Vertex Energy and Apple Volatility Contrast

   Predicted Return Density   

Pair Trading with Vertex Energy and Apple

The main advantage of trading using opposite Vertex Energy and Apple positions is that it hedges away some unsystematic risk. Because of two separate transactions, even if Vertex Energy position performs unexpectedly, Apple can make up some of the losses. Pair trading also minimizes risk from directional movements in the market. For example, if an entire industry or sector drops because of unexpected headlines, the short position in Apple will offset losses from the drop in Apple's long position.

Vertex Energy

Pair trading matchups for Vertex Energy

The idea behind Vertex Energy and Apple Inc pairs trading is to make the combined position market-neutral, meaning the overall market's direction will not affect its win or loss (or potential downside or upside).
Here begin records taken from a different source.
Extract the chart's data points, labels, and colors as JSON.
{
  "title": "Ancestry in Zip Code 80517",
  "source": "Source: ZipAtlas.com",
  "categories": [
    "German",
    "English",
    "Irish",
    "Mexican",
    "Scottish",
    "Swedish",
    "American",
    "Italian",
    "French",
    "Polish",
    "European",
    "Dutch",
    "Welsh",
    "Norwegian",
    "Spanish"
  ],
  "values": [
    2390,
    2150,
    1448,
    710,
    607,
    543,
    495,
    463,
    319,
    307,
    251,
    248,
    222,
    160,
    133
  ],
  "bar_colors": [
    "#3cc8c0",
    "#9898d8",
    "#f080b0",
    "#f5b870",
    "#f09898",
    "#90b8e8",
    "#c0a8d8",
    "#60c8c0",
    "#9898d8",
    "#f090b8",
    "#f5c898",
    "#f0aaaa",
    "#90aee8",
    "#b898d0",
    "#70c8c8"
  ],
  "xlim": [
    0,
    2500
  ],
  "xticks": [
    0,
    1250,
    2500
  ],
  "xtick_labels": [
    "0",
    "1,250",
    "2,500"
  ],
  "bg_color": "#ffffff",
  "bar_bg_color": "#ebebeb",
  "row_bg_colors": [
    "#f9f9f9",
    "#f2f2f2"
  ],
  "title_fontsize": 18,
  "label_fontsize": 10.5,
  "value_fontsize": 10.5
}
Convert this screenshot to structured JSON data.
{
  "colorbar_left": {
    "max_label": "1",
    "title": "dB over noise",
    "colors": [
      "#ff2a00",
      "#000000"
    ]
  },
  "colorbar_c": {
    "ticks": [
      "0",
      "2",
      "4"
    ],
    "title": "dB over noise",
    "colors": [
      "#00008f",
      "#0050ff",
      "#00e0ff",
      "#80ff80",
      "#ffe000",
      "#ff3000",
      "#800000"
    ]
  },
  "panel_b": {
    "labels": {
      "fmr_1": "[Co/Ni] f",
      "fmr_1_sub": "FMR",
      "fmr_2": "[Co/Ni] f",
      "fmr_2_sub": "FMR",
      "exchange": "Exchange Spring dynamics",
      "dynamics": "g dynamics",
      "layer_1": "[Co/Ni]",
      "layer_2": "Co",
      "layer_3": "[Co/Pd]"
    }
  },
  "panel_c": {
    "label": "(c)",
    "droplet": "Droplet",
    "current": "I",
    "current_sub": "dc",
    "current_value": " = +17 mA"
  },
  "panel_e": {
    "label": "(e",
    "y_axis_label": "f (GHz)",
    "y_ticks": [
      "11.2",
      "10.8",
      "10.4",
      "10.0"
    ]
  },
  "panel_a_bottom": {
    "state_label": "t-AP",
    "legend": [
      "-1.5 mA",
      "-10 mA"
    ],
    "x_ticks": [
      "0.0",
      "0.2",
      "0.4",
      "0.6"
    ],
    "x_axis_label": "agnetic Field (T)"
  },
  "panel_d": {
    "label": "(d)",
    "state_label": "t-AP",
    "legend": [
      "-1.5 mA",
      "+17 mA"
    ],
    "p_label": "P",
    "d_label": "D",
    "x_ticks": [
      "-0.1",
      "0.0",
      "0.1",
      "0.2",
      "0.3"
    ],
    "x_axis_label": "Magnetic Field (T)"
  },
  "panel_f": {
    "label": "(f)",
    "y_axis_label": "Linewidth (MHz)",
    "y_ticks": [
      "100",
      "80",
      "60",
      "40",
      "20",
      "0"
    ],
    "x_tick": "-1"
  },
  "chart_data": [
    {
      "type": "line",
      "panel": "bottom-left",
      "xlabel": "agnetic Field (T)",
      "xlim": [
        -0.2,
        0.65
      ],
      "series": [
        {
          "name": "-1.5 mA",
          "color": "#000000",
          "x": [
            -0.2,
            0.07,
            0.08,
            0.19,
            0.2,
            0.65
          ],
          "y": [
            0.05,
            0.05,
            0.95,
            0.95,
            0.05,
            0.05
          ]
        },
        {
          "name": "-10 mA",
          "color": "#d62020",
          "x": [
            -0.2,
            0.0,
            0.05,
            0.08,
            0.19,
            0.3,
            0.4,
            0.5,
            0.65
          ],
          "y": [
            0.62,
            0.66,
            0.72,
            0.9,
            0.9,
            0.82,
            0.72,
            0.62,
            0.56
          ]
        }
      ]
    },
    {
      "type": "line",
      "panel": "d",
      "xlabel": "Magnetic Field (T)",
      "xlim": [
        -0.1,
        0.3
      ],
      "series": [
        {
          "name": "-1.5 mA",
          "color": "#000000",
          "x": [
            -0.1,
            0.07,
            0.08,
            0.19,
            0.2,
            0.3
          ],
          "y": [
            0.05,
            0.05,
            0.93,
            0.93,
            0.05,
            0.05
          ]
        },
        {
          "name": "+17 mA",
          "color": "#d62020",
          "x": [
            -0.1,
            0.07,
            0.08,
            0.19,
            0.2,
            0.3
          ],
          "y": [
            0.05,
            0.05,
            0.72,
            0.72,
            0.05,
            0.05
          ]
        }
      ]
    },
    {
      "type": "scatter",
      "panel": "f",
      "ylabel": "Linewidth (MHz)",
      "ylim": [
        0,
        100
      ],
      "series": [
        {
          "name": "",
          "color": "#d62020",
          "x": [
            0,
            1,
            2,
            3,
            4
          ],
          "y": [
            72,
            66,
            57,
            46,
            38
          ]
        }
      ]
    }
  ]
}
This can be achieved by designing a pairs trade with two highly correlated stocks or equities that operate in a similar space or sector, making it possible to obtain profits through simple and relatively low-risk investment.
Check out your portfolio center. Note that this page's information should be used as a complementary analysis to find the right mix of equity instruments to add to your existing portfolios or create a brand new portfolio. You can also try Idea Breakdown module to analyze constituents of all Macroaxis ideas. Macroaxis investment ideas are predefined, sector-focused investing themes.